Recognizing and Combating Cybercrime

Don't Click, but if You Do

Stephen Nardone

Being able to recognize potential threats means being able to understand what motivates the criminals who are trying to invade your environment. It’s fair to say that a criminal is going to value your wallet. The question then is, what data in your environment has the greatest value?

Answering that question will help you to recognize some potential threats, but certainly not all of them. Social engineering tactics are convincing and highly successful.

In fact, Verizon’s Data Breach Information Report for 2016 cites a study that shows 30% of phishing messages were opened by the target during an extensive test. About 12% went on to click the malicious attachment or link and thus enabled the attack to succeed.

For whatever reason – curiosity? Inattention? A mistake? – more often than not, the user will unknowingly click on a malicious link. In order to give your employees cause to pause, they need to understand what can happen to the organization and the people within it if they fail to verify before clicking.

Your goal is to protect your organization from fraud and cybercriminals, but there are also steps you need to take to ensure physical security. Those intruders that are savvy enough to physically enter the premises and steal information might walk away with a device or two, but unless they are able to hack into the device, the only loss you incur is the machine itself.

Intruders that you can’t see enter into your network and go after the high value data, which puts everything that the attacker has accessed through lateral movement at risk. Depending on your organization, that could be financial records, health records, PII, Social Security numbers, banking and credit card information, or personal and interoffice emails. They can access information that could be used to get into additional accounts.

Some higher ups have been inclined to dismiss employees who mistakenly welcomed an intruder, but the threat of losing your job will make you less likely to report an incident – not the result they were going for.

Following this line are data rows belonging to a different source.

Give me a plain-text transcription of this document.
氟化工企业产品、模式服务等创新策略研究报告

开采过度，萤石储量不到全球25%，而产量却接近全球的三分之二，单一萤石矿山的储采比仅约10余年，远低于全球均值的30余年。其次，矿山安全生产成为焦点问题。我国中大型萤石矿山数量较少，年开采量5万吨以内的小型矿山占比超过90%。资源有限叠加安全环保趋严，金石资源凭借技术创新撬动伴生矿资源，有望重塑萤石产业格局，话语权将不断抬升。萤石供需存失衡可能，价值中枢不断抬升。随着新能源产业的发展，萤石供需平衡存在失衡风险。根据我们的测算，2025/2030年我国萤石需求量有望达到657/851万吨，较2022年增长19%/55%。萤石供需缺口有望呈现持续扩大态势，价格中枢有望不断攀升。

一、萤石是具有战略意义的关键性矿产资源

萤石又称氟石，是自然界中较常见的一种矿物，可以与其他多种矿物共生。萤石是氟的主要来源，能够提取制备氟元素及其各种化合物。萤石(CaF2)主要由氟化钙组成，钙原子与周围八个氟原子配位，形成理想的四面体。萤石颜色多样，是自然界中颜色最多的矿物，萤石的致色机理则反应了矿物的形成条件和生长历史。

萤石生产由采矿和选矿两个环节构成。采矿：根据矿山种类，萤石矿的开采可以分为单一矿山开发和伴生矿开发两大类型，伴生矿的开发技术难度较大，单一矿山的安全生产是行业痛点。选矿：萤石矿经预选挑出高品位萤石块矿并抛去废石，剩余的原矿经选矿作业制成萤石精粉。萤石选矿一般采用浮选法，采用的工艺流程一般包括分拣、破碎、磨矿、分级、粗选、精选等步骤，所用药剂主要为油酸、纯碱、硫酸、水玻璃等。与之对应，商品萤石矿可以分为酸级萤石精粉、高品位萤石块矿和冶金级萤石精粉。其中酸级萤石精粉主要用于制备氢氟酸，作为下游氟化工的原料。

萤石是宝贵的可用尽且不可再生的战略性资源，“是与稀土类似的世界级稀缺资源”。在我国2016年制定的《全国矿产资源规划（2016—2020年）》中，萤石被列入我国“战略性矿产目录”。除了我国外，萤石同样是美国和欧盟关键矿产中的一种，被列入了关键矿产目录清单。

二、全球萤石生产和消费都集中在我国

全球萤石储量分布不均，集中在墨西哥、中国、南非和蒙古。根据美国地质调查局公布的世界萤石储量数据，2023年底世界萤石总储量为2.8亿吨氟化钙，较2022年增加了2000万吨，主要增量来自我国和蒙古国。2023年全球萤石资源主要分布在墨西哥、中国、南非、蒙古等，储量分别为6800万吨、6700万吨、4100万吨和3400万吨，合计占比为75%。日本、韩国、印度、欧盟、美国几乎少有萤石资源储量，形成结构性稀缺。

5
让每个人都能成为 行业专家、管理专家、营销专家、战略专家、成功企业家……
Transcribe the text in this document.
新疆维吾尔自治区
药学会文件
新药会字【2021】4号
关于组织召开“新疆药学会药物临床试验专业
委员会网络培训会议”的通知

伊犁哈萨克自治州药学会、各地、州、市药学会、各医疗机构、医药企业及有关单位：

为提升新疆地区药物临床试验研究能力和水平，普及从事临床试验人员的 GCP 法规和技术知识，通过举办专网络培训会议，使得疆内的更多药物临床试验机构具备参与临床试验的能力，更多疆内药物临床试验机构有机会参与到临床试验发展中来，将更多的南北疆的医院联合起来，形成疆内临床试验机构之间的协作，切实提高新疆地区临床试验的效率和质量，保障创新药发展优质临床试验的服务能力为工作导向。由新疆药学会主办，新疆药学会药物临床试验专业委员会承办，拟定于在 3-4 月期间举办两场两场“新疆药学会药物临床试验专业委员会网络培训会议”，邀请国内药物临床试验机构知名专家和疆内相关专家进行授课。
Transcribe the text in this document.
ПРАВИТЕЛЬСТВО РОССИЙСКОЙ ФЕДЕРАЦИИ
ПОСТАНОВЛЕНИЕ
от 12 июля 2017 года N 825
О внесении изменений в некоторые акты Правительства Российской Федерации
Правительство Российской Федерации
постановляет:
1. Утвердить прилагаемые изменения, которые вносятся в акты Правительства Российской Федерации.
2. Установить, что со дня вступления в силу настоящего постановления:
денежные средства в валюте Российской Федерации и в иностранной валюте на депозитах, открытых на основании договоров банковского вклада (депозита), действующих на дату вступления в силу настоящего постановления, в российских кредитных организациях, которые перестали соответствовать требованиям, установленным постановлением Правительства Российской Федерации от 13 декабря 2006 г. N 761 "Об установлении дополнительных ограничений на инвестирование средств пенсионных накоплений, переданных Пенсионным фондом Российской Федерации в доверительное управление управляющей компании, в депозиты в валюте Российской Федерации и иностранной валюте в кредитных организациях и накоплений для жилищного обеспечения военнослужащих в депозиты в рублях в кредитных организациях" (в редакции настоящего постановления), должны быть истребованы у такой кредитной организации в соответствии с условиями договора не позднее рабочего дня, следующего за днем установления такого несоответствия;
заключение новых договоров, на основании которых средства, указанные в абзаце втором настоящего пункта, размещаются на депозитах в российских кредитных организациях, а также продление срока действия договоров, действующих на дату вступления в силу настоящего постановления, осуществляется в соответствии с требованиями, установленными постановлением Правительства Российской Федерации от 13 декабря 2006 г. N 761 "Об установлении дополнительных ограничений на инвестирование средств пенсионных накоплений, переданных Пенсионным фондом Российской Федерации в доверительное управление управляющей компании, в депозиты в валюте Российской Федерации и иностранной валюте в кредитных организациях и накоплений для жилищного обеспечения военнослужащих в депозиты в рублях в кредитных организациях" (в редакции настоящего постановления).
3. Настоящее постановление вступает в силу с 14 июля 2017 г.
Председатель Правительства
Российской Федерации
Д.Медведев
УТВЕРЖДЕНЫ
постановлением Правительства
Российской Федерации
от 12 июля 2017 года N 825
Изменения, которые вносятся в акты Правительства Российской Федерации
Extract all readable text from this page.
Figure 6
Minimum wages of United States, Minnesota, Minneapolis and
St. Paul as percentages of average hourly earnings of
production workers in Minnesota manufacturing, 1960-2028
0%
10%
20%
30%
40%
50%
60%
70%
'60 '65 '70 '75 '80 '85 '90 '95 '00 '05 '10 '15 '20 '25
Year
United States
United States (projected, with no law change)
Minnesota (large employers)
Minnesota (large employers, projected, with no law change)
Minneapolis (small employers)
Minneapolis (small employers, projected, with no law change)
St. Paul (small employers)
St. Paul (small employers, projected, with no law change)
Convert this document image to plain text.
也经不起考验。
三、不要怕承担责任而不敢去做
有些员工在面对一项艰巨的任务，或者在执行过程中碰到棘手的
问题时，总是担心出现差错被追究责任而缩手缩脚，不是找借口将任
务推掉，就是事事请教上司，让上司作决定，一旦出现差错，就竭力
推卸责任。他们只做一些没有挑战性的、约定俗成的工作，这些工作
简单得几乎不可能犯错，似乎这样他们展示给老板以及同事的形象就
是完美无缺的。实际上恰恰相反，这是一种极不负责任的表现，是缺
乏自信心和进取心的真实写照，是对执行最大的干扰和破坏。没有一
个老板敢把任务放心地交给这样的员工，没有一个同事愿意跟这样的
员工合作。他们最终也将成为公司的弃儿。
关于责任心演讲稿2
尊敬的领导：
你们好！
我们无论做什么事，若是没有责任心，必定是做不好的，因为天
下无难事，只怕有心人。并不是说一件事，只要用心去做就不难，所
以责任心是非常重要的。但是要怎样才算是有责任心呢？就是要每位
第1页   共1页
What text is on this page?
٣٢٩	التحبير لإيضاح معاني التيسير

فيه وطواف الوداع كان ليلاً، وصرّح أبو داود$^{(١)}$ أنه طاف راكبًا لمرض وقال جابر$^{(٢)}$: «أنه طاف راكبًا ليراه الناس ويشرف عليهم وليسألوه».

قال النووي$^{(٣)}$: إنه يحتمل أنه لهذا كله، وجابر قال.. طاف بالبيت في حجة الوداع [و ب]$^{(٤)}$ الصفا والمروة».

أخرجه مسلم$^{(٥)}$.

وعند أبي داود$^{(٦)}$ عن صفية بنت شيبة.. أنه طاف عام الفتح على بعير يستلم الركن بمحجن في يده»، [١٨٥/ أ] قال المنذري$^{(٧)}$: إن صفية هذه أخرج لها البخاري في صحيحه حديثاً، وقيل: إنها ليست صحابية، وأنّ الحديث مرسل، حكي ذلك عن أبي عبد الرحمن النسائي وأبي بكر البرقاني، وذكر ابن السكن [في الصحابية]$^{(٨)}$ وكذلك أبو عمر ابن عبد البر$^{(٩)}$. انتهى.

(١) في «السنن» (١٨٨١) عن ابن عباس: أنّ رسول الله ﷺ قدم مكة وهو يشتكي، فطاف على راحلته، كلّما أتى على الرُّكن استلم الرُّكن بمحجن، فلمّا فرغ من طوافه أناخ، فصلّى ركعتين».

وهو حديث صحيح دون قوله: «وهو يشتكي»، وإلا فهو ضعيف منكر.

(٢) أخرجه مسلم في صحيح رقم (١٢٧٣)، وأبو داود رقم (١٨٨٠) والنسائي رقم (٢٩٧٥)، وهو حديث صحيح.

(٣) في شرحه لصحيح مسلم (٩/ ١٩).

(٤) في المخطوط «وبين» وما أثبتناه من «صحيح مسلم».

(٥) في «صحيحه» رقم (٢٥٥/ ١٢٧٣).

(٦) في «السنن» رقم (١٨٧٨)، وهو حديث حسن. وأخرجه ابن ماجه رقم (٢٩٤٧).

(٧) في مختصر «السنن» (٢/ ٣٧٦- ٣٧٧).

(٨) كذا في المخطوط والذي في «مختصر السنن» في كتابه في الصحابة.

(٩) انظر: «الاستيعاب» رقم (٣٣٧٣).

If an alert becomes a breach, the results can be catastrophic. Larger enterprises might be able to recover the monetary loss, but not every organization can withstand the financial loss of a breach. A breach can negatively impact consumer trust and brand, resulting in future losses.

Many organizations have also seen the legal implications of having sensitive customer information stolen. Identity theft is always a concern in a breach, which is why recovering from a breach of great magnitude can take millions of dollars and several years. This year’s IBM Cost of Data Breach Study “found the average consolidated total cost of a data breach grew from $3.8 million to $4 million.” The study also reports that the “average cost incurred for each lost or stolen record containing sensitive and confidential information increased from $154 to $158.”

Having a plan in place to stop an innocent click from turning into a breach will help your organization understand how to combat cybercrime. Back up your files, set user controls, segment your network, and have an incident response plan.